Ask yourself this simple question: how confident would you need to be on a moral or political conclusion in order to work passionately for it? 99%? 90%? 75%? If you have such an action-threshold, and this threshold is high, well then yes, to let your passion flower, you may need to lie to yourself about your confidence. So that you might actually do something.
Would your overconfidence then lead you to do too many things too enthusiastically? If so, perhaps you’d do better to also allow yourself some other more graded psychological reluctance to passion, to counter this bias.But it would of course be even better if you could see the nobility and glory in doing your best as a limited but well-meaning creature. You shouldn’t need to be absolutely sure of a conclusion to work sincerely and passionately for it.
The emphasis is mine. In the first two paragraphs he articulates the trade off. Making an assumption, which is assigning something a higher prob of being true than you have evidence for, has the upside of allowing you to actually do things. But making an assumption also has the downside of distorting reality (e.g., making you overconfident), so we want ways to protect against too many assumptions.
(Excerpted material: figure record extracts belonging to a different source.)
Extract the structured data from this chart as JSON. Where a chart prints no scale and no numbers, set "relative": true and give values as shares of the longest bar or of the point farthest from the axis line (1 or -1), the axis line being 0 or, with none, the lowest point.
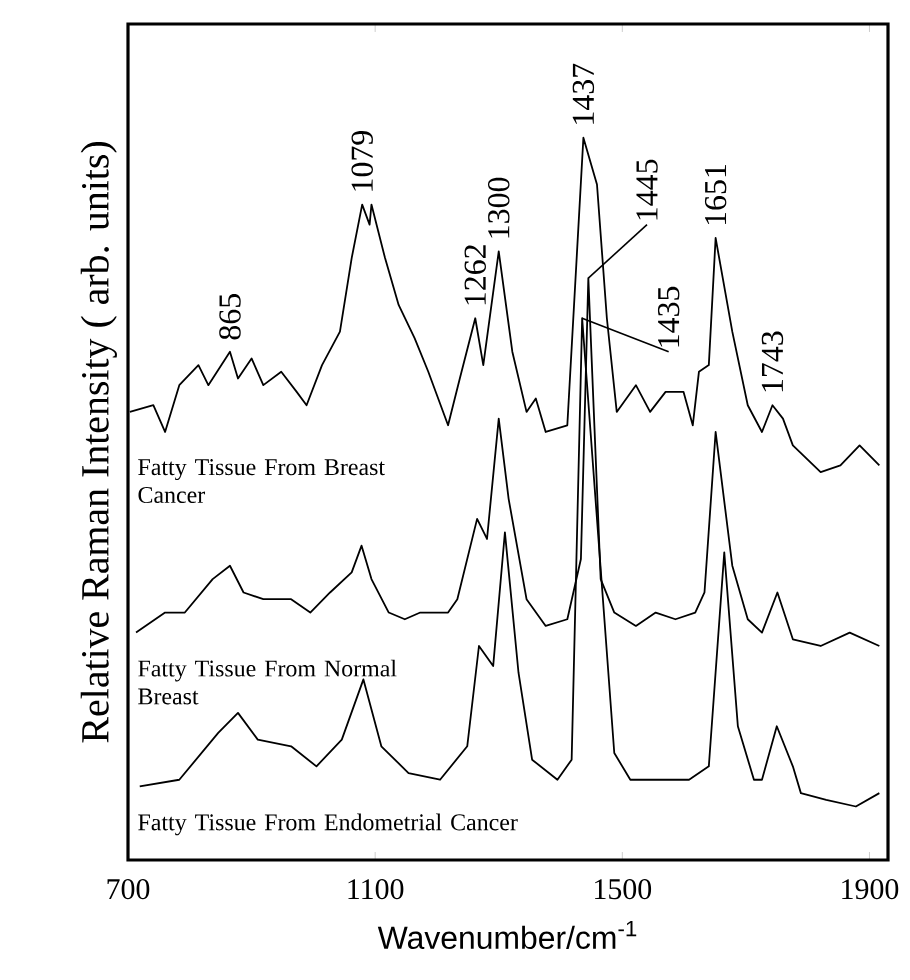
{
  "chart_data": {
    "type": "line",
    "relative": true,
    "xlabel": "Wavenumber/cm$^{-1}$",
    "ylabel": "Relative Raman Intensity ( arb. units)",
    "xlim": [
      700,
      1930
    ],
    "xticks": [
      700,
      1100,
      1500,
      1900
    ],
    "series": [
      {
        "name": "Fatty Tissue From Breast Cancer",
        "color": "#000000",
        "x": [
          703,
          741,
          760,
          783,
          814,
          830,
          865,
          878,
          900,
          919,
          948,
          973,
          989,
          1014,
          1043,
          1062,
          1079,
          1091,
          1094,
          1116,
          1138,
          1164,
          1186,
          1218,
          1237,
          1262,
          1275,
          1300,
          1322,
          1345,
          1360,
          1376,
          1411,
          1437,
          1459,
          1475,
          1491,
          1522,
          1545,
          1570,
          1599,
          1614,
          1624,
          1640,
          1651,
          1678,
          1703,
          1726,
          1743,
          1760,
          1776,
          1821,
          1853,
          1884,
          1916
        ],
        "values": [
          0.59,
          0.6,
          0.56,
          0.63,
          0.66,
          0.63,
          0.68,
          0.64,
          0.67,
          0.63,
          0.65,
          0.62,
          0.6,
          0.66,
          0.71,
          0.82,
          0.9,
          0.87,
          0.9,
          0.82,
          0.75,
          0.7,
          0.65,
          0.57,
          0.64,
          0.73,
          0.66,
          0.83,
          0.68,
          0.59,
          0.61,
          0.56,
          0.57,
          1.0,
          0.93,
          0.73,
          0.59,
          0.63,
          0.59,
          0.62,
          0.62,
          0.57,
          0.65,
          0.66,
          0.85,
          0.71,
          0.6,
          0.56,
          0.6,
          0.58,
          0.54,
          0.5,
          0.51,
          0.54,
          0.51
        ]
      },
      {
        "name": "Fatty Tissue From Normal Breast",
        "color": "#000000",
        "x": [
          713,
          760,
          792,
          837,
          865,
          887,
          919,
          964,
          995,
          1027,
          1062,
          1078,
          1094,
          1122,
          1148,
          1173,
          1218,
          1233,
          1265,
          1281,
          1300,
          1316,
          1345,
          1376,
          1411,
          1433,
          1445,
          1465,
          1487,
          1522,
          1554,
          1586,
          1618,
          1633,
          1651,
          1678,
          1703,
          1726,
          1751,
          1776,
          1821,
          1868,
          1916
        ],
        "values": [
          0.26,
          0.29,
          0.29,
          0.34,
          0.36,
          0.32,
          0.31,
          0.31,
          0.29,
          0.32,
          0.35,
          0.39,
          0.34,
          0.29,
          0.28,
          0.29,
          0.29,
          0.31,
          0.43,
          0.4,
          0.58,
          0.46,
          0.31,
          0.27,
          0.28,
          0.37,
          0.79,
          0.34,
          0.29,
          0.27,
          0.29,
          0.28,
          0.29,
          0.32,
          0.56,
          0.36,
          0.28,
          0.26,
          0.32,
          0.25,
          0.24,
          0.26,
          0.24
        ]
      },
      {
        "name": "Fatty Tissue From Endometrial Cancer",
        "color": "#000000",
        "x": [
          719,
          783,
          846,
          878,
          910,
          964,
          1005,
          1046,
          1081,
          1110,
          1154,
          1205,
          1249,
          1268,
          1291,
          1310,
          1332,
          1354,
          1395,
          1418,
          1435,
          1487,
          1513,
          1554,
          1608,
          1640,
          1665,
          1687,
          1713,
          1726,
          1750,
          1776,
          1789,
          1830,
          1878,
          1916
        ],
        "values": [
          0.03,
          0.04,
          0.11,
          0.14,
          0.1,
          0.09,
          0.06,
          0.1,
          0.19,
          0.09,
          0.05,
          0.04,
          0.09,
          0.24,
          0.21,
          0.41,
          0.2,
          0.07,
          0.04,
          0.07,
          0.73,
          0.08,
          0.04,
          0.04,
          0.04,
          0.06,
          0.38,
          0.12,
          0.04,
          0.04,
          0.12,
          0.06,
          0.02,
          0.01,
          0.0,
          0.02
        ]
      }
    ],
    "annotations": [
      {
        "text": "865",
        "x": 865,
        "y": 0.68
      },
      {
        "text": "1079",
        "x": 1079,
        "y": 0.9
      },
      {
        "text": "1262",
        "x": 1262,
        "y": 0.73
      },
      {
        "text": "1300",
        "x": 1300,
        "y": 0.83
      },
      {
        "text": "1437",
        "x": 1437,
        "y": 1.0
      },
      {
        "text": "1445",
        "x": 1445,
        "y": 0.79
      },
      {
        "text": "1651",
        "x": 1651,
        "y": 0.85
      },
      {
        "text": "1435",
        "x": 1435,
        "y": 0.73
      },
      {
        "text": "1743",
        "x": 1743,
        "y": 0.6
      }
    ]
  }
}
In the last paragraph he says that we might circumvent the trade off by admitting that we might be wrong but pushing forward just as hard regardless. I doubt that's possible. Our brains are constantly computing probabilities and using those probabilities to determine policy implications, just as in Bayesian model averaging. So if we downshift the probability that an assumption is true, its relative policy implications also have to fall. There's a reason that overconfident CEOs are more innovative, and people crazy enough to be entrepreneurs are typically overconfident. All else equal, if you have less faith in your conclusions, you will work with at least slightly less passion towards them.